Muni Admits Ban on Ads 'Promoting Use of Firearms' May Be Illegal

Categories: Public Transit
Gun ad cropped.jpg
Has a Supreme Court ruling forced Muni to accept ads like this?
Earlier this week, we reported on Muni pulling an about-face regarding ads advocating gun use -- faster than a speeding bullet.

While the transit agency edited the guns out of ads for the cop comedy The Other Guys due to policies forbidding billboards that "appear to promote the use of firearms," it subsequently accepted the Second Amendment Foundation's ads hyping a forthcoming gun-rights conference. These ads depict a shotgun-toting woman and the phrase "Can you afford to be unarmed?"

Clearly, this "promotes the use of firearms." So what gives?

It turns out that Muni's anti-firearm advertising policy may have to give -- give way, that is.

The transit agency's ad stipulations -- which also prohibit "obscene and pornographic" ads or billboards that "promote alcoholic beverages or tobacco products" -- were vetted by the city attorney's office in 2007. In June of this year, however, the Supreme Court handed gun-rights advocates a huge legal victory with a 5-4 ruling enshrining the Second Amendment's right to bear arms as fundamental -- and untouchable by state and local regulations.

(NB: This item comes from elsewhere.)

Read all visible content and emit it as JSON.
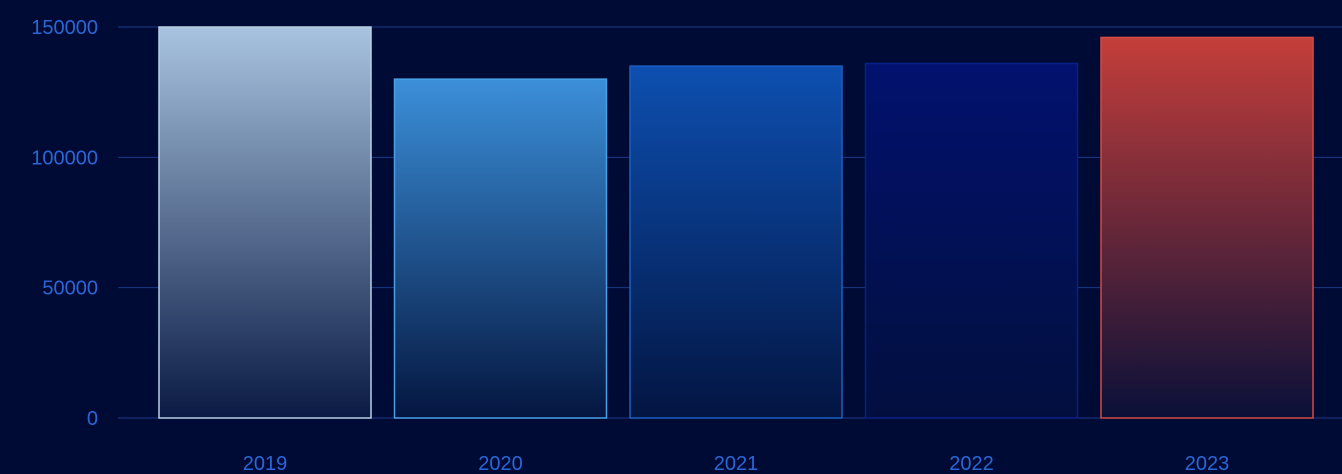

rsz_1the_other_guys_disarmed.jpg
Will Ferrell, sans firearm
Muni spokesman Paul Rose acknowledged that this ruling may render the agency's ad policy illegal -- and it is currently reviewing the matter. (If Muni had refused the ads, Second Amendment Foundation boss Alan Gottlieb told SF Weekly he'd have filed suit instantaneously; filing suit would have been every bit as satisfying as having Muni run the ads).

"We want to take another look at our policy in light of recent Supreme Court decisions," said Rose. "One could argue that those decisions significantly altered the legal landscape as to ads and how they include firearms."

Perhaps. But one could definitely argue that any ban on ads "promoting the use of firearms" that allows an ad like the Second Amendment Foundation's is no ban at all.